The company’s paid-up capital was fixed at Rs2bn initially, of which 74% would be offered to the public while the state government, Cochin International Airport Limited (CIAL) and the public sector entities will hold 26%. The airline will operate on leased aircraft.
Chandy, who is also chairman of the company, chaired the meeting attended by V J Kurien, who is doubling up as managing director of the new entity, along with the CIAL, and state ministers P K Kunhalikutty, K M Mani, K Babu and K C Joseph, who are the other directors.
CIAL director and prominent non-resident entrepreneur Yusuffali M A, who had made a commitment to invest Rs35bn in the state, also attended the meeting which reviewed the operational part of the company.
Several prominent NRIs attending the meet, including Dr Azad Moopen and Ravi Pillai, also promised support to the project. They hailed CIAL, promoted by 10,000 NRIs from 30 countries, as a perfect example for making such projects a huge success.

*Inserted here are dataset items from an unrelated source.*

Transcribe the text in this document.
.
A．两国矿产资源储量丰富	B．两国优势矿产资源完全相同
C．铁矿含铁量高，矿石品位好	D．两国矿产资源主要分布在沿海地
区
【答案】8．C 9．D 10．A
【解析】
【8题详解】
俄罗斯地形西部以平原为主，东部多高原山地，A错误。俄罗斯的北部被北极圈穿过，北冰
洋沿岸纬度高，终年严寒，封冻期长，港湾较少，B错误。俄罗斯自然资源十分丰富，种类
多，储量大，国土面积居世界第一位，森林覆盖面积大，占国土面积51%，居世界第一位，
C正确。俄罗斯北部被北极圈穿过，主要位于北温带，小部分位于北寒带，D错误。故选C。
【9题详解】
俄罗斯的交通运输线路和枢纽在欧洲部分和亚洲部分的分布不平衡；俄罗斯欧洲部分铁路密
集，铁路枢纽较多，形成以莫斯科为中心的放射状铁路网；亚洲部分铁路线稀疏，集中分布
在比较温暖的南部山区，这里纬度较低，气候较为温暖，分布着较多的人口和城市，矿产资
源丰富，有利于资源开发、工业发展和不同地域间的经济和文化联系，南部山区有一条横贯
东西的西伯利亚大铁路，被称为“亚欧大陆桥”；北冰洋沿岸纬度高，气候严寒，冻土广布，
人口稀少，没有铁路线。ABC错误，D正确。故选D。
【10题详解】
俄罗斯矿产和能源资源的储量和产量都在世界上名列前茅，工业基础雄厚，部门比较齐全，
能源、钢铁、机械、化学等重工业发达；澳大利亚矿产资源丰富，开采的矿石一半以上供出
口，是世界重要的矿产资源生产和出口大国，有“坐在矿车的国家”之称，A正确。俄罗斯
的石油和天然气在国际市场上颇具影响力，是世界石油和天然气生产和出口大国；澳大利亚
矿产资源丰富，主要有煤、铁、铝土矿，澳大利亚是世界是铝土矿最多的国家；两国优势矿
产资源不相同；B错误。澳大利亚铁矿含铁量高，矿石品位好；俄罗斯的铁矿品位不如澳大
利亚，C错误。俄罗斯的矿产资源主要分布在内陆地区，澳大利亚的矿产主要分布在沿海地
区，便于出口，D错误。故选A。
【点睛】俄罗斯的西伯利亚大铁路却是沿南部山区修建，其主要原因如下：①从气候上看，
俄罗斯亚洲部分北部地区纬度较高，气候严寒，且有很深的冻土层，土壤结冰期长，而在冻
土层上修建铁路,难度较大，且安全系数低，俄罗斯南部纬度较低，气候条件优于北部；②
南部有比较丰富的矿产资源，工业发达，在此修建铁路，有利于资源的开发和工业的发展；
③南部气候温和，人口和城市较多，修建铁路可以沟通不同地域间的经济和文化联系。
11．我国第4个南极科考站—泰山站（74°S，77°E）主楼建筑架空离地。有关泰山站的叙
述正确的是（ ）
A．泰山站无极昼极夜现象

As per the preliminary report prepared by Kurien, every investor will get discount coupons for an equal amount which can be encashed while flying on AK, thus ensuring a captive customer base for the company.

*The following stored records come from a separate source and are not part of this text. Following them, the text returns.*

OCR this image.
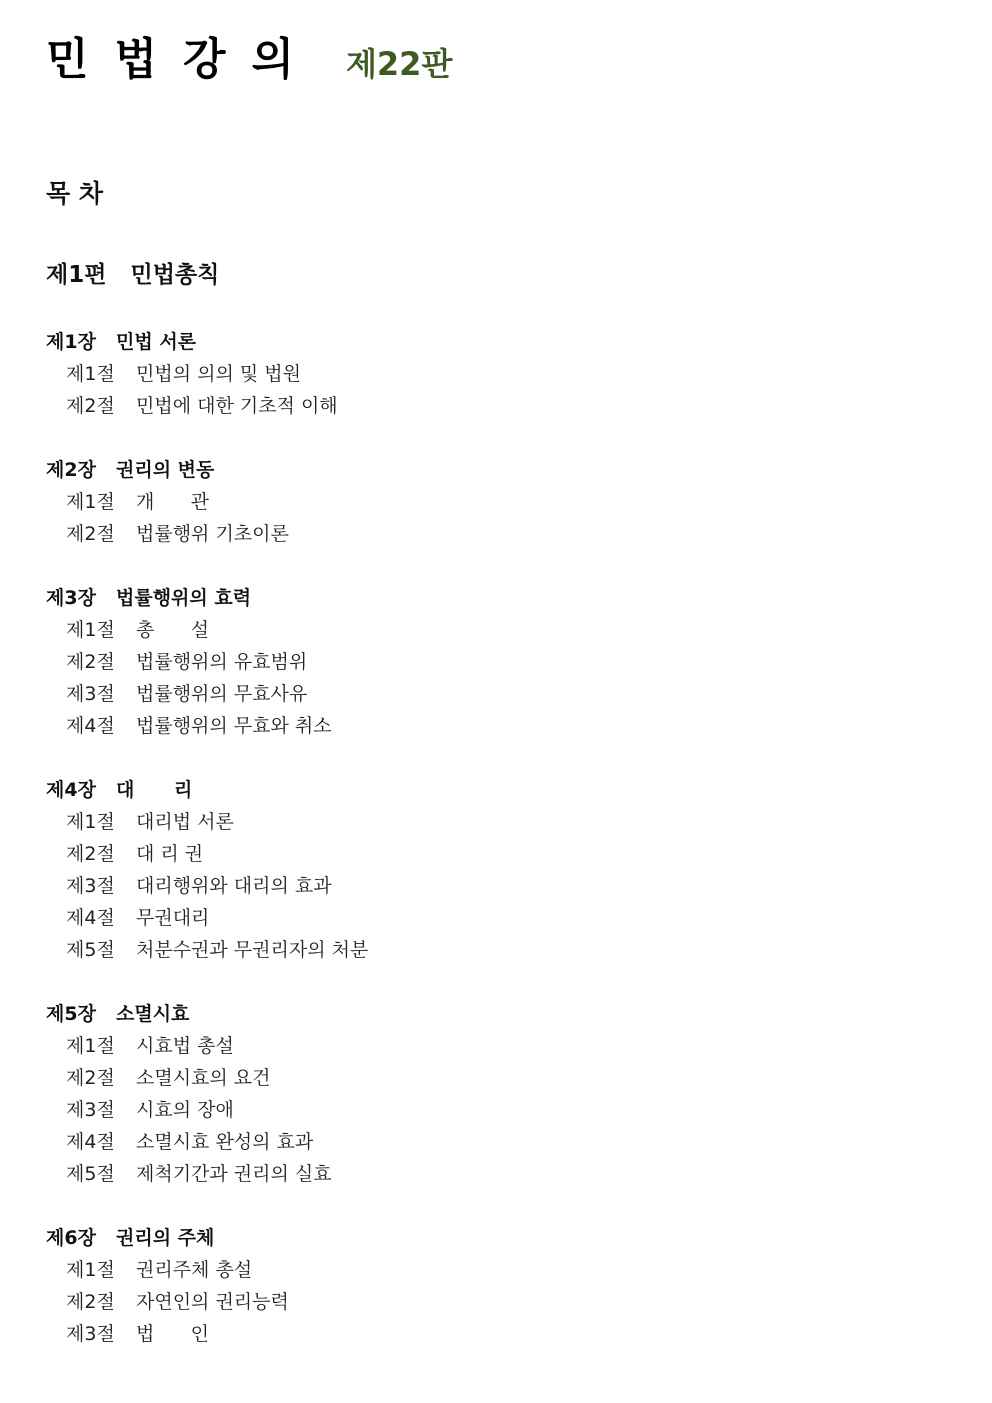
민법강의 제22판
목 차
제1편 민법총칙
제1장 민법 서론
제1절 민법의 의의 및 법원
제2절 민법에 대한 기초적 이해
제2장 권리의 변동
제1절 개      관
제2절 법률행위 기초이론
제3장 법률행위의 효력
제1절 총      설
제2절 법률행위의 유효범위
제3절 법률행위의 무효사유
제4절 법률행위의 무효와 취소
제4장 대      리
제1절 대리법 서론
제2절 대 리 권
제3절 대리행위와 대리의 효과
제4절 무권대리
제5절 처분수권과 무권리자의 처분
제5장 소멸시효
제1절 시효법 총설
제2절 소멸시효의 요건
제3절 시효의 장애
제4절 소멸시효 완성의 효과
제5절 제척기간과 권리의 실효
제6장 권리의 주체
제1절 권리주체 총설
제2절 자연인의 권리능력
제3절 법      인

Chandy earlier blamed flag carrier Air India for opposing the proposal.
On Wednesday, Chandy and his cabinet colleagues met the prime minister, who was here to open the state’s branding exercise, and got a firm assurance on the project. Singh asked his principal advisor T K A Nair to look into the matter and expedite the project. The company needs at least five years of domestic flying experience and a fleet size of 20 aircraft before beginning international flights.
The state wants waiver of both these conditions for its airline, the first of its kind in India.
“The Air India Express started operations disregarding these conditions. They started operations with just two aircraft and with no domestic flying experience within six months of incorporation,” Chandy pointed out.
The memorandum submitted to the premier stressed that Air India’s present financial problems had left expatriates stranded and airfares had got prohibitively high during the peak season.
“Keralites who work in the Gulf contribute immensely to the economy but are badly hit by the high fares. The fares in some cases are higher than what is charged for flying to the US and back,” it said.
NRK delegates attending the Emerging Kerala meet hailed the chief minister’s statement saying it would solve the 35-year-long travel woes of the low-income expatriate community in the Gulf.
“Since there are a few airline companies already grounded, there are a lot of aircraft available on lease. So it’s going to be a huge success, especially since Kurien is at the helm of affairs,” said K V Shamsudheen, director of Barjeel-Geojit Securities.